政務官の発言は、人によっては無慈悲で、人を馬鹿にした話だと怒る人もいるだろう、しかし、田中康夫さんが言っていることも事実なのだろう。



 この雇用の問題は、池田信男氏(上武大学大学院教授)の言うように、需要の落ち込みが供給(雇用)をカットさせているのだから、対応策はマクロにみればGDPを上げることで、企業側に何が何でも雇用を守らせることではないのかもしれない。
 しかし現実に、解雇され住まいも無く、路上生活を余儀なくされている彼への対応は、緊急を要することも事実で、刹那的な対処療法だとしても、意図があるにせよ、手を差し伸べられれば感謝され、そちらに向くだろう。 

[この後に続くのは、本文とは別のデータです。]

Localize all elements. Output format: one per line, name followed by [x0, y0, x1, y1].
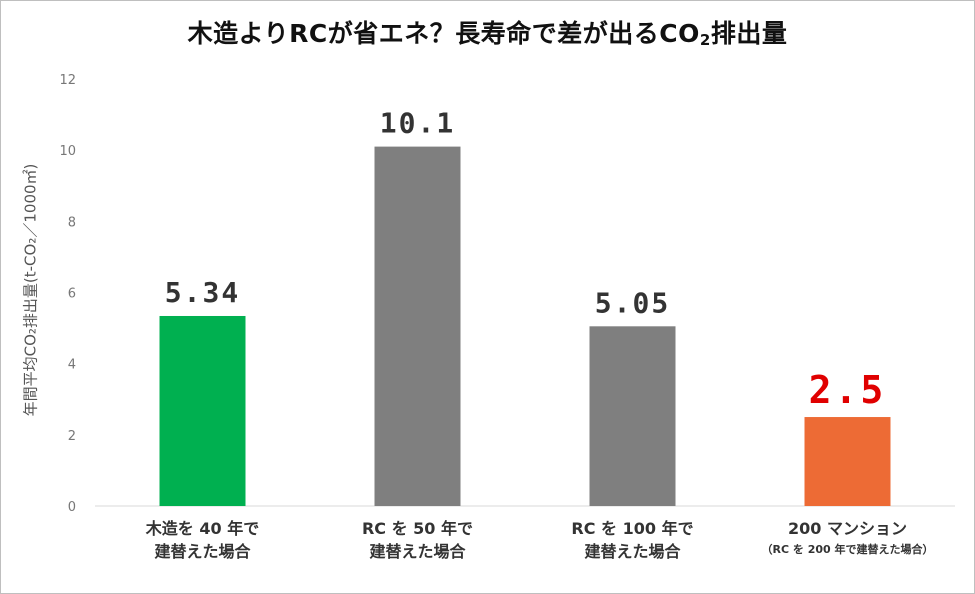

 現状を救いながら、中長期的には、ワークシェアや田中氏が言うように再雇用への公正な環境作りと違法解雇の監視、GDPを上げる新しい産業や企業家への援助と振興策の整備と非効率な産業界(サービス・土木建築など)の体質改善が進むべき道だ。


 さて、我が事務所はどうだろう、日本経済の悪化、消費の萎縮を前にして、大きな買い物となる住宅は減るだろう、そんなリアルな現実を前にして、事務所の贅肉を落とすことは当然として、きめ細かい営業活動が必要なのだろう、安藤忠雄さんも言っていた”仕事はつくり出すもの”。


ではマクロな視点はいかに! 
注目を浴びている200年住宅はどうだろう、「長期優良住宅の普及の促進に関する法律」の成立を受け、住宅産業界も次の柱と位置づけているようだ。
 この法律の目指す未来は、高度経済成長期に広まった、つくっては壊すフロー消費型の考え方を一新し、定期的にリフォームをしながら、世代を超えて200年住める家を建てる。めざす社会は、低炭素・ストック型・長寿命で持続可能な社会としている。


 でも聞くところ、低炭素と言いながら、製造過程で、多量にco2をはき出す石油製品を使用しないと成立しない性能要求も求めていることなどみると、大手メーカーへの配慮と死に体の品格法の救済?という面もあるようだ。

200年住宅が満たすべきポイント
-・構造躯体の耐久性があること

  • ・耐震性が高いこと
  • ・内装・設備の維持管理が容易にできること
  • ・変化に対応できる空間が確保されていること
  • ・長期利用に対応すべき住宅ストックの性能があること
  • ・住環境へ配慮されていること
  • ・計画的な維持管理や保全の履歴を蓄積すること

低炭素・ストック型・長寿命で持続可能な住まいが受け入れられ、住まいが世代を越えて住み継がれていくためには、骨太の骨格と、維持管理の容易さ、そして何よりずっと住み継いでいきたいと思える「美しさ」が無ければならない


 そしてそれは、伝統的木造構法に、そのヒントが眠っていると思う、その伝統的木造構法に学んだ住まい”西方の家”の建前を先日行った。